I love this poem because so often depression feels like falling into a pothole for me. Last week, the pothole opened in front of me and I have been dancing on the edge of it ever since. I keep trying to figure out what causes the pothole to appear. I know that depression and loneliness are doing their own little dance around the edge, intertwined in their downward spiral that often takes me with it.
I try to pull them apart, to separate their co-dependence. To convince my heart that the depression will pass no matter how much it hurts right now and that loneliness is not proof that I am unworthy of being loved.

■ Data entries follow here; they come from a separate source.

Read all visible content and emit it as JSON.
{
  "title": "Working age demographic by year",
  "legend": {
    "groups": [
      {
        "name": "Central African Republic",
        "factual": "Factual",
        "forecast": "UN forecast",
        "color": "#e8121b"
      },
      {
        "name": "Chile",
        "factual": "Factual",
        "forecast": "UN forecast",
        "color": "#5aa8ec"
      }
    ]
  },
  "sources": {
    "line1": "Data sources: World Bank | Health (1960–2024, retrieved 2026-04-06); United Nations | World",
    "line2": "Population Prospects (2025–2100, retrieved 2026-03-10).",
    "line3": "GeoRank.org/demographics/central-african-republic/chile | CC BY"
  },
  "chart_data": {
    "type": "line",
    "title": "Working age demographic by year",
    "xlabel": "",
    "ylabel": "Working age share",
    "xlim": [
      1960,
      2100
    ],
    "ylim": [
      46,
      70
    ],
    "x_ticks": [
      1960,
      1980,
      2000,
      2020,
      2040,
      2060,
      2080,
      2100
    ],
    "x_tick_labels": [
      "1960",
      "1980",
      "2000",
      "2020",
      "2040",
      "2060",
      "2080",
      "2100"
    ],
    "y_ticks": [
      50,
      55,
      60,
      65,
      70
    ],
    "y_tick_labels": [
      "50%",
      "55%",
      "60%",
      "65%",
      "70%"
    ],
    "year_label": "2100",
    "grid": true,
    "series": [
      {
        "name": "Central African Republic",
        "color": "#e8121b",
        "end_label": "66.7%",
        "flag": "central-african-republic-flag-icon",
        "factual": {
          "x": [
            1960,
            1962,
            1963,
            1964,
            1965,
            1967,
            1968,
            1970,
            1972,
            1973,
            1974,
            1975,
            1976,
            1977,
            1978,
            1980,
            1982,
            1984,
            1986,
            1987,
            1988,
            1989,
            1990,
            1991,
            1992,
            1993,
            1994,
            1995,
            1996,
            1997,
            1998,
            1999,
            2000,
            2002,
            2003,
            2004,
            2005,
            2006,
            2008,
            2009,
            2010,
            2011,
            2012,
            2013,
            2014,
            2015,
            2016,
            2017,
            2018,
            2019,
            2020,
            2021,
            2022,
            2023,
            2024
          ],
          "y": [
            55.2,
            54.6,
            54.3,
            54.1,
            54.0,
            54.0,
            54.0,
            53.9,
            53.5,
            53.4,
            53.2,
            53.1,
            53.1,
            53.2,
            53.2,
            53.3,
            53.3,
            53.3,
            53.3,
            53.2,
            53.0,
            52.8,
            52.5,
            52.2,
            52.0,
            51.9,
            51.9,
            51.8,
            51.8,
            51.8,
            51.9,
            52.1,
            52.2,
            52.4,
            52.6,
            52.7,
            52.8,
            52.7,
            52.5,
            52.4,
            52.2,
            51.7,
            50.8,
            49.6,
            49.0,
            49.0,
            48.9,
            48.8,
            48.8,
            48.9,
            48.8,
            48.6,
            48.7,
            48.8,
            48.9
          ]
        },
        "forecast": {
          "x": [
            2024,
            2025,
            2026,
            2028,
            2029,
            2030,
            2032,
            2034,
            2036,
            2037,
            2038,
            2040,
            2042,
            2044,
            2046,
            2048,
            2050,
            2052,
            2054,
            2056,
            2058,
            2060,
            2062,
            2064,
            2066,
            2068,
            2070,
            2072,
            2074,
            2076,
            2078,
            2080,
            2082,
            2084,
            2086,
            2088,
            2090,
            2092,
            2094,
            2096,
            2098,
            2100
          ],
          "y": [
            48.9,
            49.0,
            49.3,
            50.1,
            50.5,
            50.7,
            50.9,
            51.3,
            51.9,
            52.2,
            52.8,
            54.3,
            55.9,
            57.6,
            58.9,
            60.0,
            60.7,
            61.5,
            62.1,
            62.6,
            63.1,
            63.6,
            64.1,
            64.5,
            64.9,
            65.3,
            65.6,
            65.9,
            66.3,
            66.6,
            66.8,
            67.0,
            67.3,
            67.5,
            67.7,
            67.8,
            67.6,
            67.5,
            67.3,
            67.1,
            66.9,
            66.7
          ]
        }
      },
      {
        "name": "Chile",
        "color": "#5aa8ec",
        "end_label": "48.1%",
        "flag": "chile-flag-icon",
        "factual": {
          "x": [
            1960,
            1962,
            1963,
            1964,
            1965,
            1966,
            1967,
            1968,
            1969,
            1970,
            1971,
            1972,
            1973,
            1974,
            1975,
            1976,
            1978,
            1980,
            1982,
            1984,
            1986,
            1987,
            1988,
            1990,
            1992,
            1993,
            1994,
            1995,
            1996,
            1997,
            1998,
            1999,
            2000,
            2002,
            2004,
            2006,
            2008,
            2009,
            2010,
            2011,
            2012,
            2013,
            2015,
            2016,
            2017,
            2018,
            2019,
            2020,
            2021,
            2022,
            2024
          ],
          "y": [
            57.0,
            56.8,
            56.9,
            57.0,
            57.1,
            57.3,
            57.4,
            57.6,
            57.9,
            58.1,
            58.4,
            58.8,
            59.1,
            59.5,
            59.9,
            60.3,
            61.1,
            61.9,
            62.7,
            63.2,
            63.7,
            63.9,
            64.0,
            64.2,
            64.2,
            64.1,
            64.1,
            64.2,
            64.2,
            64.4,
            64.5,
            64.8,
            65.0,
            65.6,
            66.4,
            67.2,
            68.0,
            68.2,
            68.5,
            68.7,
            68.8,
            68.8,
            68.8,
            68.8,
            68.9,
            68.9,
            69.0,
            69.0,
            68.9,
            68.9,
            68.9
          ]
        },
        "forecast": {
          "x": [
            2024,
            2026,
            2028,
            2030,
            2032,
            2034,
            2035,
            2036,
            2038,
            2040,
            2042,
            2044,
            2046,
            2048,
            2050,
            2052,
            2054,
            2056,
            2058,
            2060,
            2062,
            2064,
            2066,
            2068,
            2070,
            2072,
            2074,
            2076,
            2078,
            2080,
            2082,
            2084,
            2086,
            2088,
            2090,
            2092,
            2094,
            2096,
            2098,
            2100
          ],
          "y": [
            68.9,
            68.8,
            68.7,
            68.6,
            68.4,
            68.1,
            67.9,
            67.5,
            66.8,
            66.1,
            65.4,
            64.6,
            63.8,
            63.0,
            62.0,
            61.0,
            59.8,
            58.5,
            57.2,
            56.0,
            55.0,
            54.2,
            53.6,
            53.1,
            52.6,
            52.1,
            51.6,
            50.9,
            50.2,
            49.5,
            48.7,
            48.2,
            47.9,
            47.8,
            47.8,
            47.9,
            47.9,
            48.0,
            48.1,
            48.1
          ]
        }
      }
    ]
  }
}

And then I try and do my own dance of healing. Staying away from numbing comforts that sideline me in my own life (hello internet!), reaching out for support, writing about it, getting out for a walk, eating well. Trying to be gentle on myself and reminding myself that I am not a failure as I do each of these things imperfectly.
Trying to take the word “just” and “should” out of my vocabulary. Cracked.com had a great article recently on the 5 most useless pieces of advice ever given. Number 5 was adding the word “just” to your advice. You know, “you just need to snap out of it” or “you just need to eat less and get more exercise”. If it was that simple, trust me, I would have done it by now!
I know that this will pass. And, that like a dance, it is complicated and dynamic and changing. It is a chance to understand myself better. A chance to figure out how to adjust my sails in the wind.
As I dance around the edge of the pothole, I know that this time I didn’t fall into its depths. And, if I do, I know I can get out.
Maybe someday, I will know how to walk down a different street.
Thanks for posting this. For me depression is a deep rut, worn smooth from me travelling down the same path over and over. Sometimes I sink into it so slowly I plod along for quite a ways before I realize that the colours have faded and I am in shadow. Other times something trips me and I fall in quite abruptly. And always I wonder, “how did I end up here again?”. Not that it is all bad down there; it is quiet and it can be peaceful to lie down, take a few deep breaths and just watch the clouds in the sky for awhile as you muster the energy to climb back out again. And if you reach out, a warm hand will always be there to help draw you back into the light.
Thanks for your comments. The rut is a great analogy. It has that sense of familiarity that is so easy to fall back into. And, when you’re in a rut, sometimes you have to take a run at it to get over the hump and back out, again!!